The senators in the past have all staked out strong claims against leaking classified information from the committee. 

Wolfe admitted in October to lying to the FBI as it was investigating the leaking of information regarding court-ordered surveillance conducted regarding Carter Page, a former Trump foreign policy adviser who is known to have had multiple contacts with Russians during the campaign.
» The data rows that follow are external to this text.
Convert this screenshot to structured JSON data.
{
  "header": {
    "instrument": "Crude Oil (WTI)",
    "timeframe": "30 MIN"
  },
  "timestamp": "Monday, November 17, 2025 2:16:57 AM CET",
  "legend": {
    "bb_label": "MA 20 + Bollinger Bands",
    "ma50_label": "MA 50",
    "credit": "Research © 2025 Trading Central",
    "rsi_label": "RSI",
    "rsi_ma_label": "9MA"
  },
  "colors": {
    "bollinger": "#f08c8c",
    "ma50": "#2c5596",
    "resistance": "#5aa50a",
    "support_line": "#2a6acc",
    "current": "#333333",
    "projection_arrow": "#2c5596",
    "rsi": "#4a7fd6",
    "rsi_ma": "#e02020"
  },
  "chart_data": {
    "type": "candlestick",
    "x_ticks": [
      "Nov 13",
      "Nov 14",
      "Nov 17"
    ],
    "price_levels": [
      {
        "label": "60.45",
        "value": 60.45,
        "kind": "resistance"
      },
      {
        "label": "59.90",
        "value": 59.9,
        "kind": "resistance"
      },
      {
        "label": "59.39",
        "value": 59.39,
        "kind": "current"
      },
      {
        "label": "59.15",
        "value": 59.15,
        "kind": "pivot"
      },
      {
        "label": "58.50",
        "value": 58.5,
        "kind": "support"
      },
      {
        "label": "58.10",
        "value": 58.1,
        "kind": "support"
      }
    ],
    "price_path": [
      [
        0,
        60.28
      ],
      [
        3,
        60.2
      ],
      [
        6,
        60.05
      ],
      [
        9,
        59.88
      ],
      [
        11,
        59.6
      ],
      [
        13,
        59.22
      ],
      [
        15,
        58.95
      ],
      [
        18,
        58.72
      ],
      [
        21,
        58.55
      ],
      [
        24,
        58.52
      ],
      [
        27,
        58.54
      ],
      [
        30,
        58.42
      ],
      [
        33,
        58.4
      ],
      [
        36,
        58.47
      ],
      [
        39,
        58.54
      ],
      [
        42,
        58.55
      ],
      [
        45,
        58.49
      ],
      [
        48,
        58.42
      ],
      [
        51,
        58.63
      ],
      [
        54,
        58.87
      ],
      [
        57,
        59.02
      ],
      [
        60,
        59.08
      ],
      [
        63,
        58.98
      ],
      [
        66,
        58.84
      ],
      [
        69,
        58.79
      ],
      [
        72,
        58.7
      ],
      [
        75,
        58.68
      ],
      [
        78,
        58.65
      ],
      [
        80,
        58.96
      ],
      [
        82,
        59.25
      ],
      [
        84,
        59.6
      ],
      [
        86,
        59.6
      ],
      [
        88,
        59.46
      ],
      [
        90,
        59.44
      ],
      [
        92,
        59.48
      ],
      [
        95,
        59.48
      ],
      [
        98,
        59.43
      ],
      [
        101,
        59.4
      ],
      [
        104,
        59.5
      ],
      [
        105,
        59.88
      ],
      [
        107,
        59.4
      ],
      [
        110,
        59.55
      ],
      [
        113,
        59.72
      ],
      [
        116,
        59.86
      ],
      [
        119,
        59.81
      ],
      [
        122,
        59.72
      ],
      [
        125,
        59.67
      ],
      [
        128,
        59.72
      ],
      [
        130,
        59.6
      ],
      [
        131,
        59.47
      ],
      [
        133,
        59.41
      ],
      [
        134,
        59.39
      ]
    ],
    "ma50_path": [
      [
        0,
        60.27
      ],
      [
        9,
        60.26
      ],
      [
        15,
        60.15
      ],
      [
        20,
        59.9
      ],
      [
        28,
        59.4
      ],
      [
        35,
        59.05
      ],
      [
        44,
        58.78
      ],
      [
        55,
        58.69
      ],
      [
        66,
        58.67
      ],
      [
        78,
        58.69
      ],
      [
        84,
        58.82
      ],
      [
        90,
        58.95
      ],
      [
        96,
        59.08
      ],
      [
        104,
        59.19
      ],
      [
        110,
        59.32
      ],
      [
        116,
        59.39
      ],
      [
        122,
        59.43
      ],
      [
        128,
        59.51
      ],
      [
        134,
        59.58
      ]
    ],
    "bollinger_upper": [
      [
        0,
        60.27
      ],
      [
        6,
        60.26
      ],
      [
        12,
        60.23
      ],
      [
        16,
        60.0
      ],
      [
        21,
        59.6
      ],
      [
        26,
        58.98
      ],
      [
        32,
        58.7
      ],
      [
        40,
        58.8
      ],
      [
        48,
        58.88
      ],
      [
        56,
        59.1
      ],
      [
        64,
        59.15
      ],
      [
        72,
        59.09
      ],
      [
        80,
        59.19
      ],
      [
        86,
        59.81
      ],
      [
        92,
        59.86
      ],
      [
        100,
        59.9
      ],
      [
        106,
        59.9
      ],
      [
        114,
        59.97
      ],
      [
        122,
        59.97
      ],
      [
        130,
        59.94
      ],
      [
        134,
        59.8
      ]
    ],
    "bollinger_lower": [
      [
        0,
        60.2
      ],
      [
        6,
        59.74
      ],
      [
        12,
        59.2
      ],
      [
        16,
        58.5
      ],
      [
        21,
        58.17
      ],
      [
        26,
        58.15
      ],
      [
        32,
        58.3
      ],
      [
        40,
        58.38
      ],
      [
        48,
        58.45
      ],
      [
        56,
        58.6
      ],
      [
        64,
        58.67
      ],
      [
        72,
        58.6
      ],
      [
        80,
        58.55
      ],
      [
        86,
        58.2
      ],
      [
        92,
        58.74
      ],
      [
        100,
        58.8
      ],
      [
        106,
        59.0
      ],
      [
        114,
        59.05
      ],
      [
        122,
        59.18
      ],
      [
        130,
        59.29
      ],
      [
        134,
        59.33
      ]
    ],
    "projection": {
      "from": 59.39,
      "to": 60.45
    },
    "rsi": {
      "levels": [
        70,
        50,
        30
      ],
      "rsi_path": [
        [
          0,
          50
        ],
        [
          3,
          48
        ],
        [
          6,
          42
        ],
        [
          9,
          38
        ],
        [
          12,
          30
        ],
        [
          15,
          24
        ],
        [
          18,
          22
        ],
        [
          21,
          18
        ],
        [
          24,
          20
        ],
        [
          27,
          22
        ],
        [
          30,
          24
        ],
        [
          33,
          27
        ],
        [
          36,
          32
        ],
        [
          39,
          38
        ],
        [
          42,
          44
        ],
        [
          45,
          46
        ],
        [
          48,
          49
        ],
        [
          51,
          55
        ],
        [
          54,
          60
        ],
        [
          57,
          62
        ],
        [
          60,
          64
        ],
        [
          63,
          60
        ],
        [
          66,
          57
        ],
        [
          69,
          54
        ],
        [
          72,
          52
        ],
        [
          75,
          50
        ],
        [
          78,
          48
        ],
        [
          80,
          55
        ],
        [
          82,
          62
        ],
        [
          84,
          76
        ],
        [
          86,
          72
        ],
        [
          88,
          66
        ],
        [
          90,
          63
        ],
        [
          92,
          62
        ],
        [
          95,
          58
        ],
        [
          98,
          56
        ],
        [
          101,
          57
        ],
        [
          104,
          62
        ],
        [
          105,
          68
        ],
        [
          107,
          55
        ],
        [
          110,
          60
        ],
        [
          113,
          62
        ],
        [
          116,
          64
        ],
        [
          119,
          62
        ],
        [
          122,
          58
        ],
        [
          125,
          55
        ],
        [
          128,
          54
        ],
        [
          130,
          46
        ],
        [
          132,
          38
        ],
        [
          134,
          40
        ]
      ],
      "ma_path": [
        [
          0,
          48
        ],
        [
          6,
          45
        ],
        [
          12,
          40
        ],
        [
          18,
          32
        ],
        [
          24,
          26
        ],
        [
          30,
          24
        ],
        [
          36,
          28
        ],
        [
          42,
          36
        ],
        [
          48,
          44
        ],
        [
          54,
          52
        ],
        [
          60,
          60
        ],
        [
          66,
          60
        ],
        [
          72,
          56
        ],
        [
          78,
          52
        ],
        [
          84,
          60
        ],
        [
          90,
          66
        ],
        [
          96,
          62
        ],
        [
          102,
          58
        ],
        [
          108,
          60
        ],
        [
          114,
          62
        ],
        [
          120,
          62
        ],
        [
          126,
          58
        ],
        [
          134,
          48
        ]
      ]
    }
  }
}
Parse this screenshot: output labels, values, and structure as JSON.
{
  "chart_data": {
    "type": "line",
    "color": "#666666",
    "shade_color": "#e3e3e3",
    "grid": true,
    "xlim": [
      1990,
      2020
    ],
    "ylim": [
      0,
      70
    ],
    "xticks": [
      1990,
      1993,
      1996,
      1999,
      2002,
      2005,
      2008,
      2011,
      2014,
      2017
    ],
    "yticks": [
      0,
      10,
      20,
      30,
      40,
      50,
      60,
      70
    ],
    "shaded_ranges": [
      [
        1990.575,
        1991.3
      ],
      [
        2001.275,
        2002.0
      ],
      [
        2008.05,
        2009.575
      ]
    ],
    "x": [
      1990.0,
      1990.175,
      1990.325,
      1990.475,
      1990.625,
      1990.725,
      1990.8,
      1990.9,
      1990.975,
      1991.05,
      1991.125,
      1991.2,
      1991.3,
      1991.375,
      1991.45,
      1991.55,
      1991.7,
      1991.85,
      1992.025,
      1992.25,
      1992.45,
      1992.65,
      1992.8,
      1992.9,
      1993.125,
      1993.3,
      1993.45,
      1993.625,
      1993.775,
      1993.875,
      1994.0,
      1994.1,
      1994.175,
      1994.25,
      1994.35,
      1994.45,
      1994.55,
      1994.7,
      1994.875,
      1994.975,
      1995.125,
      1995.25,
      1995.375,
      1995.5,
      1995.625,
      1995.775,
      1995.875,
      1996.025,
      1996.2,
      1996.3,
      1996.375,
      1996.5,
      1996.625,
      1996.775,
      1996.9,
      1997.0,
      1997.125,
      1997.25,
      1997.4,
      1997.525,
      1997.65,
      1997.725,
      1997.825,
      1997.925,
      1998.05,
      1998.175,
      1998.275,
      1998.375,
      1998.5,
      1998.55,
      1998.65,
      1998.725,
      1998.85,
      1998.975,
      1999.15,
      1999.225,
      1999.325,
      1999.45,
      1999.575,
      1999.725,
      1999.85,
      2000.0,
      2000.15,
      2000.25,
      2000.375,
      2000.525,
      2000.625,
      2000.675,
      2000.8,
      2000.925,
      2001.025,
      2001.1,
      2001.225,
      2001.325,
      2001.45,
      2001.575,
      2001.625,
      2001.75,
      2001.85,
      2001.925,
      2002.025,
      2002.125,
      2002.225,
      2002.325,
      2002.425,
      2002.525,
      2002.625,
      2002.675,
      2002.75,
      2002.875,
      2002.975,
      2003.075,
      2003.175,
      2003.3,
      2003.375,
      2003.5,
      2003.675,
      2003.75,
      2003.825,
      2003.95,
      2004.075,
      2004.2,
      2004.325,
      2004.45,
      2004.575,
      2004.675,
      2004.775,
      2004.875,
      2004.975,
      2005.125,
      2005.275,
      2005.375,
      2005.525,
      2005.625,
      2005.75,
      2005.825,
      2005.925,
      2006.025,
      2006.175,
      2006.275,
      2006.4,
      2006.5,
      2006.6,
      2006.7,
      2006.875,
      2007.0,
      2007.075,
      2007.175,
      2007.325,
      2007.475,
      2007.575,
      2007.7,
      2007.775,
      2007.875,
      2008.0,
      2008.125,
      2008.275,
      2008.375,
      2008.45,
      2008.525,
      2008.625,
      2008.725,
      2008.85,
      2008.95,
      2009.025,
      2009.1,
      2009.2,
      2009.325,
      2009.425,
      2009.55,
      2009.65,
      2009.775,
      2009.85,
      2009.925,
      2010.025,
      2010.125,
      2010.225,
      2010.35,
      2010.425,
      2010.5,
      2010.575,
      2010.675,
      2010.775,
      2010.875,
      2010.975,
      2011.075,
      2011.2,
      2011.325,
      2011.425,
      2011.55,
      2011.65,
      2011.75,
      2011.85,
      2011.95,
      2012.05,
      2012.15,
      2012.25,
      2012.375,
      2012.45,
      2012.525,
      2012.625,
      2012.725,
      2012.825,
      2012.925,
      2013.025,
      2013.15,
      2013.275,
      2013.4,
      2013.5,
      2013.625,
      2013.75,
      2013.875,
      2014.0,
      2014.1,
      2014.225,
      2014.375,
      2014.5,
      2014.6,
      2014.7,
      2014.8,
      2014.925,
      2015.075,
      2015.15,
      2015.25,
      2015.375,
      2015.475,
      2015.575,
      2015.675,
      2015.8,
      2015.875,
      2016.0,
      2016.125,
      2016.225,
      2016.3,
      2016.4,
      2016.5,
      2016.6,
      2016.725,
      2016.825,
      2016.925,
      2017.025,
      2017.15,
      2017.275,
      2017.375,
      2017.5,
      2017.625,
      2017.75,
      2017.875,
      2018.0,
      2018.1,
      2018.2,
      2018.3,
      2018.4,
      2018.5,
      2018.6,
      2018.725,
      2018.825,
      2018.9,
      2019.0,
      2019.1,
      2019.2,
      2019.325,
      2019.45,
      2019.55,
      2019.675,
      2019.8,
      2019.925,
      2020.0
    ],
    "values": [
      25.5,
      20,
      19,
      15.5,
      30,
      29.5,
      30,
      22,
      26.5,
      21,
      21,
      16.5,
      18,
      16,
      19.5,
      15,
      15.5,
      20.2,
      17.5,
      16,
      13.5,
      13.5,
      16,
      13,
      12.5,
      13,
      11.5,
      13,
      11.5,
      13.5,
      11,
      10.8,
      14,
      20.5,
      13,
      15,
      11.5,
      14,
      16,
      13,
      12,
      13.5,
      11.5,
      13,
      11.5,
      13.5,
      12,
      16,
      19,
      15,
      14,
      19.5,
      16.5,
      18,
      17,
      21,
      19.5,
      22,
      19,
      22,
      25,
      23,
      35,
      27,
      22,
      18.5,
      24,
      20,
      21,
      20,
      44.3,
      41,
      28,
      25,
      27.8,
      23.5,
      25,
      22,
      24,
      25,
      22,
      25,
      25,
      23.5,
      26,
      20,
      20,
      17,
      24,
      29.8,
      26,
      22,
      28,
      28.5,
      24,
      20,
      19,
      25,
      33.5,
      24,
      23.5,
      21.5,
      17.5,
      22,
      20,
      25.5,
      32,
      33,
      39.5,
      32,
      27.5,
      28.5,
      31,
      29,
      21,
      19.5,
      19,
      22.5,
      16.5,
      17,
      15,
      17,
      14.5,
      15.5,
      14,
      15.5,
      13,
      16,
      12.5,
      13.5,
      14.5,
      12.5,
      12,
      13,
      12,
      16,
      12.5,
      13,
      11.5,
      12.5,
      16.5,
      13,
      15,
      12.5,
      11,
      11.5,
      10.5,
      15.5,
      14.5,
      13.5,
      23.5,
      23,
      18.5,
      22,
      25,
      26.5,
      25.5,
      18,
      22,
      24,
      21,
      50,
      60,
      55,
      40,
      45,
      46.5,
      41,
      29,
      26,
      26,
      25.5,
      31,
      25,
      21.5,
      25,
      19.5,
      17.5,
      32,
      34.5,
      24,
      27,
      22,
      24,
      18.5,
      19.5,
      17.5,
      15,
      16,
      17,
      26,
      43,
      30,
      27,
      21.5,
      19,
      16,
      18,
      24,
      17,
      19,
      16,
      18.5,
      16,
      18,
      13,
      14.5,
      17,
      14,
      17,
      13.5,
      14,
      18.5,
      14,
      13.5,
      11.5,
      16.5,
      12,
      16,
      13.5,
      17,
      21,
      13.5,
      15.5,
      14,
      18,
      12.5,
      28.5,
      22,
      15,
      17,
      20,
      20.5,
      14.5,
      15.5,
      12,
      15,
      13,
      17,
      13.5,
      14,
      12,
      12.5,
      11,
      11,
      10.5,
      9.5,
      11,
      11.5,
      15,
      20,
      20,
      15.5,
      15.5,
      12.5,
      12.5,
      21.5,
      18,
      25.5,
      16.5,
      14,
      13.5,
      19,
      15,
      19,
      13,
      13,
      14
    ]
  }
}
Wolfe was involved with serving Page a subpoena and arranging for his testimony in front of the committee. 

He later admitted he spoke with four reporters about committee business and had an affair with intelligence reporter Ali Watkins, who works for the New York Times.

While federal sentencing guidelines recommend zero to six months in prison, prosecutors are seeking a two-year sentence, according to Politico, and Wolfe could face up to five years behind bars when he appears before Jackson next week.

“The fact that Wolfe, by virtue of his national security training and responsibilities, lied in a national security investigation, the significance of which he was particularly situated to appreciate, is further reason to send a strong message that such conduct will be severely punished,” prosecutors wrote.

Prosecutors Wolfe’s government position and access to classified information warrant the increased sentence, as opposed to shorter, days long sentences imposed on former Trump campaign officials who admitted to lying in special counsel Robert MuellerRobert (Bob) Swan MuellerHouse progressive: Pelosi 'has it right' on impeachment Democrats talk subpoena for Mueller Democratic Rep. Ro Khanna: 'I'm not there yet' on impeachment MORE's investigation.

Besides the three senators, former Director of National Intelligence James ClapperJames Robert ClapperComey: 'The FBI doesn't spy, the FBI investigates' How I learned to love the witch hunt 10 factors making Russia election interference the most enduring scandal of the Obama era MORE and former White House Chief of Staff Denis McDonoughDenis Richard McDonoughPaul Ryan joins University of Notre Dame faculty Senate Intel leaders ask judge not to jail former aide amid leak investigation Live coverage: Justice IG testifies before House on report criticizing FBI MORE also sent letters to prosecutors in support of Wolfe, according to Politico.